All the stuff about judge not lest ye be judged is part of this. God knows it all, I only know a part. Through a glass darkly, for now. The hope is that the Creator who started it all and who knows every hair therefore loves his creation, and will faithfully see it through from its incomplete, broken state to completion "in Christ." I'm not sure what that means but I'm looking forward to finding out. The path is through the pattern set in his story.

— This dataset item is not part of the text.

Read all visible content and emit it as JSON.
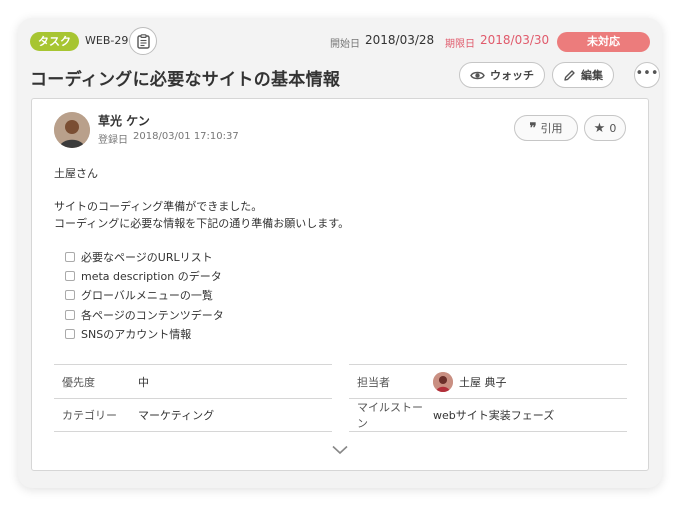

(** I've got more to say that is along the lines of how it is that a BIG disruptive event like the resurrection is a miracle brought about by this God who is closer to you than you are to yourself, but for now it's sufficient to note that, as Stanely Hauerwas pointed out in his Gifford lectures, the resurrection is a miracle that "goes along with the grain of the universe." It is ultimately consistent with the Creator's will and not a violation or suspension of it, and it is necessary.)

1 comment:

Jonathan and Jessi said...

Bro: I'm diggin' the observation that "[l]oving God is internal, but loving others is external and part of loving God, and it requires daily commitment and dusting yourself off after repeated failure." As a dad (and uncle), I think a lot about how to teach our kids to live the Golden Rule and I always feel guilty when I fail to model it for them. Because we are all human, perhaps modeling the dusting off process is as important as anything.